Can unions be busted in Pennsylvania? It worked in Wisconsin. Legislation exactly like this eviscerated union membership there. Teachers had a small victory when a recent resolution asking County Commissioners to support the bill was taken off the table before they could vote. But the real threat, the house bill, is still out there. And the busters-at-large are going unchecked in Philadelphia media outlets. (At least western PA is publishing rebuttals.)

As an educator, I’m disappointed that the writers for the Commonwealth Foundation, who presumably graduated high school, could forget the writing lessons they learned from their teachers. Present the facts honestly. Don’t manipulate the truth.

As a union member, I am once again reminded that these forces are out there, and it’s not some secret conspiracy we don’t have access to. It’s right in front of our faces.

Tell everyone you know: the Commonwealth Foundation wants to destroy Pennsylvania unions.

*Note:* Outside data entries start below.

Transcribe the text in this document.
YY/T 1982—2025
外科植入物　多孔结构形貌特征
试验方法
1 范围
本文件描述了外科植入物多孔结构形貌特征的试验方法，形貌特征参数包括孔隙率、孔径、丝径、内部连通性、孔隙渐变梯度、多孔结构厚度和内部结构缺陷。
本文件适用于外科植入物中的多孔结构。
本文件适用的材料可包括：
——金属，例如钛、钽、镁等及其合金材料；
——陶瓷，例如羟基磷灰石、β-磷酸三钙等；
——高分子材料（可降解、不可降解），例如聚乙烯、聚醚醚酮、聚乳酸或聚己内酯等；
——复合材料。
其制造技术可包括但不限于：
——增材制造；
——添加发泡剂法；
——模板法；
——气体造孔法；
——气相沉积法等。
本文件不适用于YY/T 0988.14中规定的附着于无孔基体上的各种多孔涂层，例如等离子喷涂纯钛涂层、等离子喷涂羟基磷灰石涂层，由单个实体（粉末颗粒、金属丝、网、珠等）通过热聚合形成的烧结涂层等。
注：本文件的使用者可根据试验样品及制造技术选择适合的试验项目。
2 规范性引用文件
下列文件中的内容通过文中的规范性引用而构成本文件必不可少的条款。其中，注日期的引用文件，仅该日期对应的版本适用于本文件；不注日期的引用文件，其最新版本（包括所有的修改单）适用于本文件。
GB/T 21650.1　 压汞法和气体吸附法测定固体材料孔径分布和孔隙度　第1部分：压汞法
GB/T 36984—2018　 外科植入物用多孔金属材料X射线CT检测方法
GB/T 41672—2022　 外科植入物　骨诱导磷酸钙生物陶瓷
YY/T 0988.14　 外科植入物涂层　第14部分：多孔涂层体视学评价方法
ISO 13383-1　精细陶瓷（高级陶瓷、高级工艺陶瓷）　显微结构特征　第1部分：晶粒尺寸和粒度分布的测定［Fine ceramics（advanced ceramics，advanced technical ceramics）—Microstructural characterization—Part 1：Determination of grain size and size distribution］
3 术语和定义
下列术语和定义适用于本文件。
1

From Chicago to Philadelphia?

I was one of four members of the SLA Community who had the pleasure of presenting at this year’s Coalition of Essential Schools Fall Forum at The Met School in Providence, RI. I have more ideas swirling around in my head than can reasonably be summarized in this post, but I’m going to attempt a couple of them here.

First off, it was really eye-opening to visit another school that embodies many of the same principals as SLA. We didn’t have a chance to see classes in session, but just exploring the physical building gave us lots of clues about what’s going on and what we could steal. From what I explored, the schools rely more heavily on the advisory system than SLA, and have whole rooms devoted specifically to advisory groups, complete with their own names and cubby systems and tons of individualized support notes on the white boards. The place felt like home.

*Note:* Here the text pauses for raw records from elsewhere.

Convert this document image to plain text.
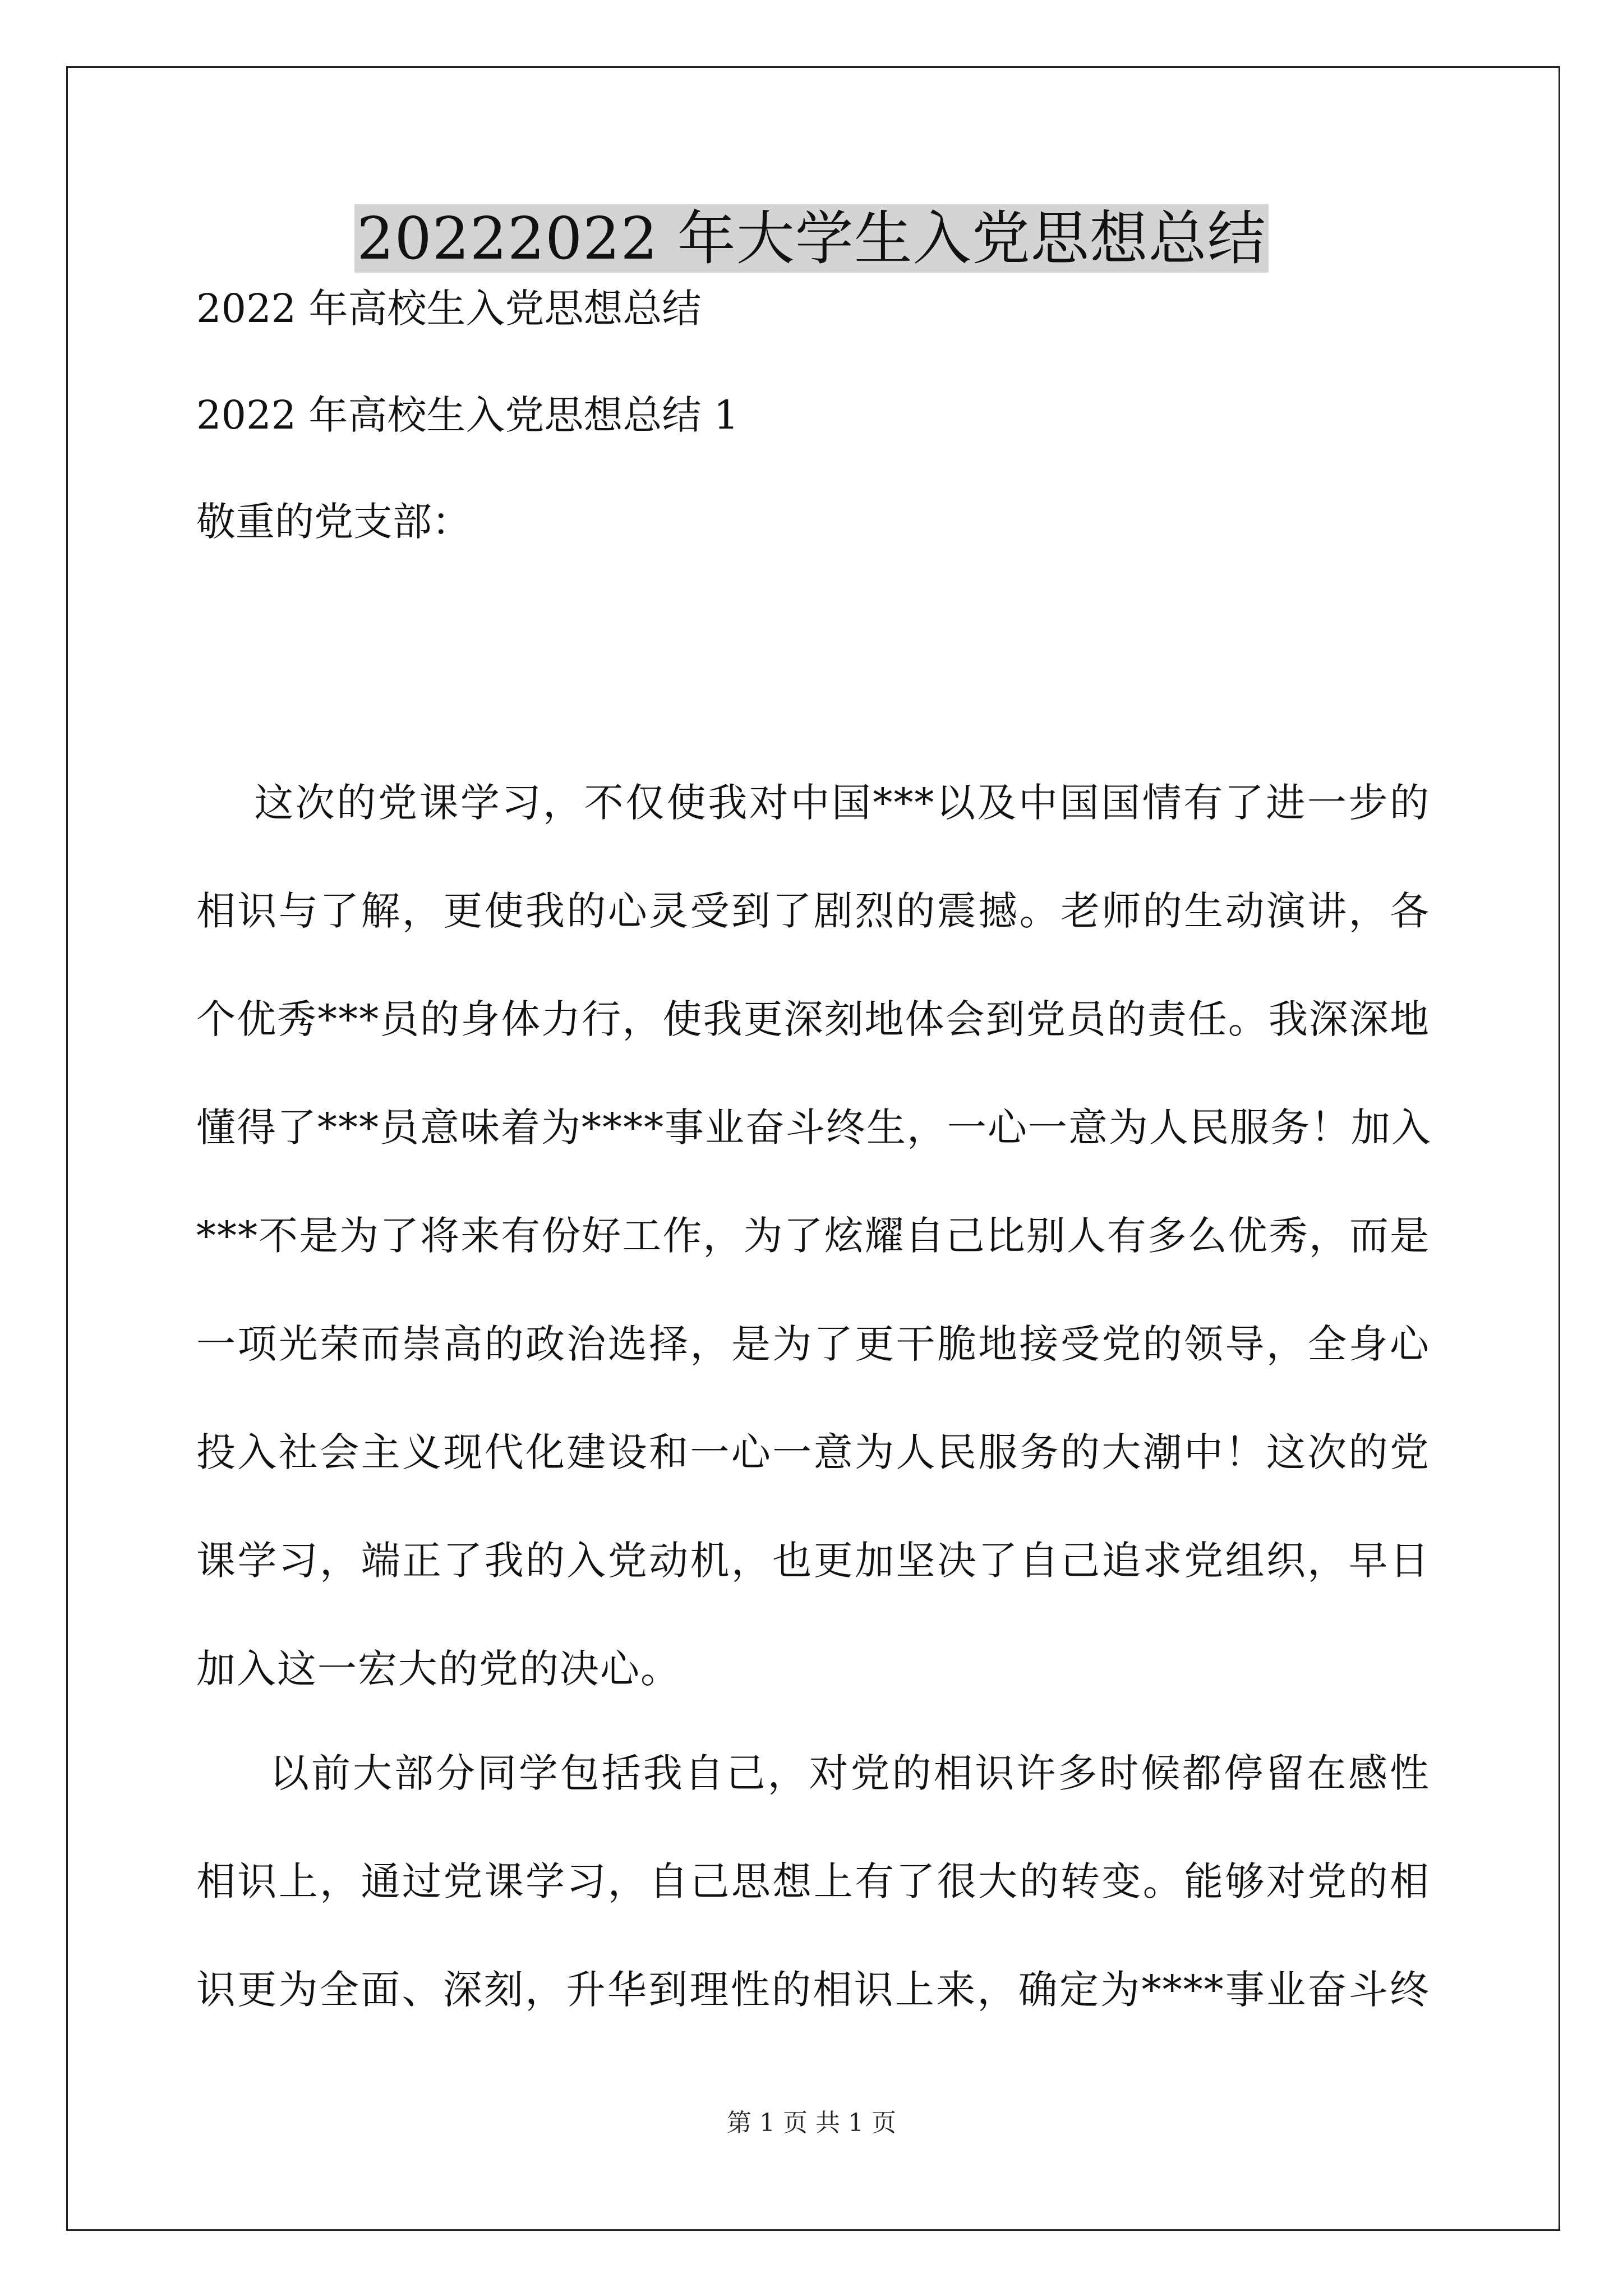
20222022 年大学生入党思想总结
2022 年高校生入党思想总结
2022 年高校生入党思想总结 1
敬重的党支部：
这次的党课学习，不仅使我对中国***以及中国国情有了进一步的
相识与了解，更使我的心灵受到了剧烈的震撼。老师的生动演讲，各
个优秀***员的身体力行，使我更深刻地体会到党员的责任。我深深地
懂得了***员意味着为****事业奋斗终生，一心一意为人民服务！加入
***不是为了将来有份好工作，为了炫耀自己比别人有多么优秀，而是
一项光荣而崇高的政治选择，是为了更干脆地接受党的领导，全身心
投入社会主义现代化建设和一心一意为人民服务的大潮中！这次的党
课学习，端正了我的入党动机，也更加坚决了自己追求党组织，早日
加入这一宏大的党的决心。
以前大部分同学包括我自己，对党的相识许多时候都停留在感性
相识上，通过党课学习，自己思想上有了很大的转变。能够对党的相
识更为全面、深刻，升华到理性的相识上来，确定为****事业奋斗终
第 1 页 共 1 页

The sessions that really got me thinking, though, were all about Chicago.

I am a card-carrying member of the Philadelphia Federation of Teachers, and on the whole I’m grateful for the work that they do. However, I don’t feel particularly connected to my union. And I don’t think that’s my fault — they don’t work to connect teachers around Philadelphia, beyond the occasional rally. Though I appreciate their protecting my benefits, I also crave networking. What are the other people out there doing? What are their needs, their struggles, their skills and triumphs?

This is a part of what was so interesting about the story of the Caucus of Rank-and-File Educators, shared so eloquently by Xian Barrett at the conference.

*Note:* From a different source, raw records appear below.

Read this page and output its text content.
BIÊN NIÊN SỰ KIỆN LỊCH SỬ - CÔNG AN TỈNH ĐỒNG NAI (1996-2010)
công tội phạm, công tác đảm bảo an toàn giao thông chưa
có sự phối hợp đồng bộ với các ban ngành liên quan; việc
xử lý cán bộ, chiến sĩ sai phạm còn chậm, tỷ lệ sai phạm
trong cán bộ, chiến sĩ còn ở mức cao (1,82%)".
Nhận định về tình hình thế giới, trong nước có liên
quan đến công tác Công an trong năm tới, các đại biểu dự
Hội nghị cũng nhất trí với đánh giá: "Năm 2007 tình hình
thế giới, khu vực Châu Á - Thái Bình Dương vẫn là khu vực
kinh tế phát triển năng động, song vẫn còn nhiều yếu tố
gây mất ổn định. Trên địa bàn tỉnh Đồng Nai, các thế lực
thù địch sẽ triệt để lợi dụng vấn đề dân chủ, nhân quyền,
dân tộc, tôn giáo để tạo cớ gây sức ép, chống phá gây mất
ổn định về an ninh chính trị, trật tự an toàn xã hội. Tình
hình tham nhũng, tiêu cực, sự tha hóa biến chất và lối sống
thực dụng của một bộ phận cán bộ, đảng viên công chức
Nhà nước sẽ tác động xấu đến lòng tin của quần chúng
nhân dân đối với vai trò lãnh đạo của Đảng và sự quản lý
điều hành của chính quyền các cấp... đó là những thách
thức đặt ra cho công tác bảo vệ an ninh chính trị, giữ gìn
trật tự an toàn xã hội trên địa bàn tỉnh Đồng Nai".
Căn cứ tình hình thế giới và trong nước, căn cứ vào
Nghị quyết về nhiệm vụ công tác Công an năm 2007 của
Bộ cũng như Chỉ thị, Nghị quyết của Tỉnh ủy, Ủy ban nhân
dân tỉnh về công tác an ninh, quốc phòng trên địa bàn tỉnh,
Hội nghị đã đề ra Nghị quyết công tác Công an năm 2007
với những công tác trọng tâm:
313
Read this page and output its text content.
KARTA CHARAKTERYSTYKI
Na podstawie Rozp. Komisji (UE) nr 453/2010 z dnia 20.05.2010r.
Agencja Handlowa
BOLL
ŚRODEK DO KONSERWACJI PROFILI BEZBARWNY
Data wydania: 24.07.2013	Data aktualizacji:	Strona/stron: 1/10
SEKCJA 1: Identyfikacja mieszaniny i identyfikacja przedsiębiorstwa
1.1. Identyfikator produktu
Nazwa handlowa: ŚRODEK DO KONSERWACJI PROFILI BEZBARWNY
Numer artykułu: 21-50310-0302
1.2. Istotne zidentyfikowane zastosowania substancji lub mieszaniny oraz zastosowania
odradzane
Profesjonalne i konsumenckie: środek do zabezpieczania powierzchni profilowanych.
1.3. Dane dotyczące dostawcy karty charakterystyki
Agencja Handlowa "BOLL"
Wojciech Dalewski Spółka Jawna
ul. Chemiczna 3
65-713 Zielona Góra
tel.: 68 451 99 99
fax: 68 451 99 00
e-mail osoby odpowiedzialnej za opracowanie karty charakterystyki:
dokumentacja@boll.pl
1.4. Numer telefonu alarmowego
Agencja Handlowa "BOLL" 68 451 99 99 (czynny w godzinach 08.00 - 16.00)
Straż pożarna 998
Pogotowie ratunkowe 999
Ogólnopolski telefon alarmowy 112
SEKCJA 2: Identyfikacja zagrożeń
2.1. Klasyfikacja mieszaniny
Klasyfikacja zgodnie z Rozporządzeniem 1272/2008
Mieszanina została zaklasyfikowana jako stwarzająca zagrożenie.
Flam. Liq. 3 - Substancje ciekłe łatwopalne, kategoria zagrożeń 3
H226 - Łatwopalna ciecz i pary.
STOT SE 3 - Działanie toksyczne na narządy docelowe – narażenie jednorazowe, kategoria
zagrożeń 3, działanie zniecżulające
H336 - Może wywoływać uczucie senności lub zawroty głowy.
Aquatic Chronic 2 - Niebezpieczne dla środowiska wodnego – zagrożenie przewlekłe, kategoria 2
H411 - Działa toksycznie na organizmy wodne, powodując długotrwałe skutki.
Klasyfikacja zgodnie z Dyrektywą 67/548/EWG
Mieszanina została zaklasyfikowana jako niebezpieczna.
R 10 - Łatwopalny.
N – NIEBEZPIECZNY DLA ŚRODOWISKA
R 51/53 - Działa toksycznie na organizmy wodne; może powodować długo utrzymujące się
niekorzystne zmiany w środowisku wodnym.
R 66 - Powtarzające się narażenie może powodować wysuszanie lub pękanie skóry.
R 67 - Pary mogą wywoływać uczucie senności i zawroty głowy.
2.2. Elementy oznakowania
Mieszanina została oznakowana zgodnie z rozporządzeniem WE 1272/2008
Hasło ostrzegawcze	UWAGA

Their movement, he said, started with an interested group of twelve people — folks who knew each other from the blogging world, or ran into each other at the annual conference hosted by Teaching For Social Justice, the progressive teacher organization in Chicago.

Over four years, they went from this seed of a group to nearly sweeping all elected positions in the Chicago Teachers Union. Their caucus also continues to organize and publicize as an organization independent of the CTU, and therefore free of some of the gag rules that are enforced around contract negotiations.

How did they do it?

First by listening, he said. Going to every possibly community meeting about educating, asking people what they needed, and acknowledging those needs.

(How did they find the time for this? By working a somewhat inhuman number of hours, including taking personal days and no-pay days to fit it all in.)

Then they found union members — we’re talking actual teachers — who were willing to run for the elected positions within the CTU. Virtually all of them running on the CORE slate were elected.

These folks recognized that they were disenfranchised from a massive behemoth of a system, and they took it over from the inside. Now, of course, they’re struggling with trying not to become the establishment they unseated. Still, they did it.

Could such a thing happen in Philadelphia?

I don’t know. But for the first time, I am seriously asking the question. I hope you will ask it with me.